Ka-clunk. The sewer entrance above my head unlocks and scrapes open pulling me back into the present.
Charlie calls down, “You’re lucky that I decided to come in at all today, girlie.”
“It’s Saturday,” I say trying to wipe away the drowsiness that was taking root. “It’s when the nine-to-fivers report their take for the week.”
“Oh, shut up and get up here.”
I stretch and crack my back—ow—before standing to climb up the metal ladder. I emerge into a hidden basement below the auction house proper: The Thief’s Ballroom.
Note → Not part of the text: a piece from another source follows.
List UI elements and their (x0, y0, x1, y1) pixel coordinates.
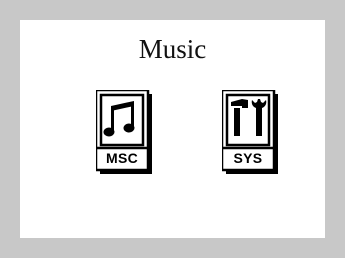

Although now the wide space is mostly empty, what teaching equipment is left is covered in dust and cobwebs. Several of the individual lights on the chandeliers scattered across the ceiling are dead.
“Where’s Puo?” Charlie asks. She stands there, her thick arms crossed across her ample chest, piercing, parsing me with her sharp hazel eyes.
“You’re graying!” I say when I see her properly, and can’t help but grin at her. It looks good on her. She has tufts of gray poking out at the edges of her Afro at her temples. She’s wearing a tasteful ginger-colored cardigan sweater over a long black dress. She looks quite homely, almost like a grandmother.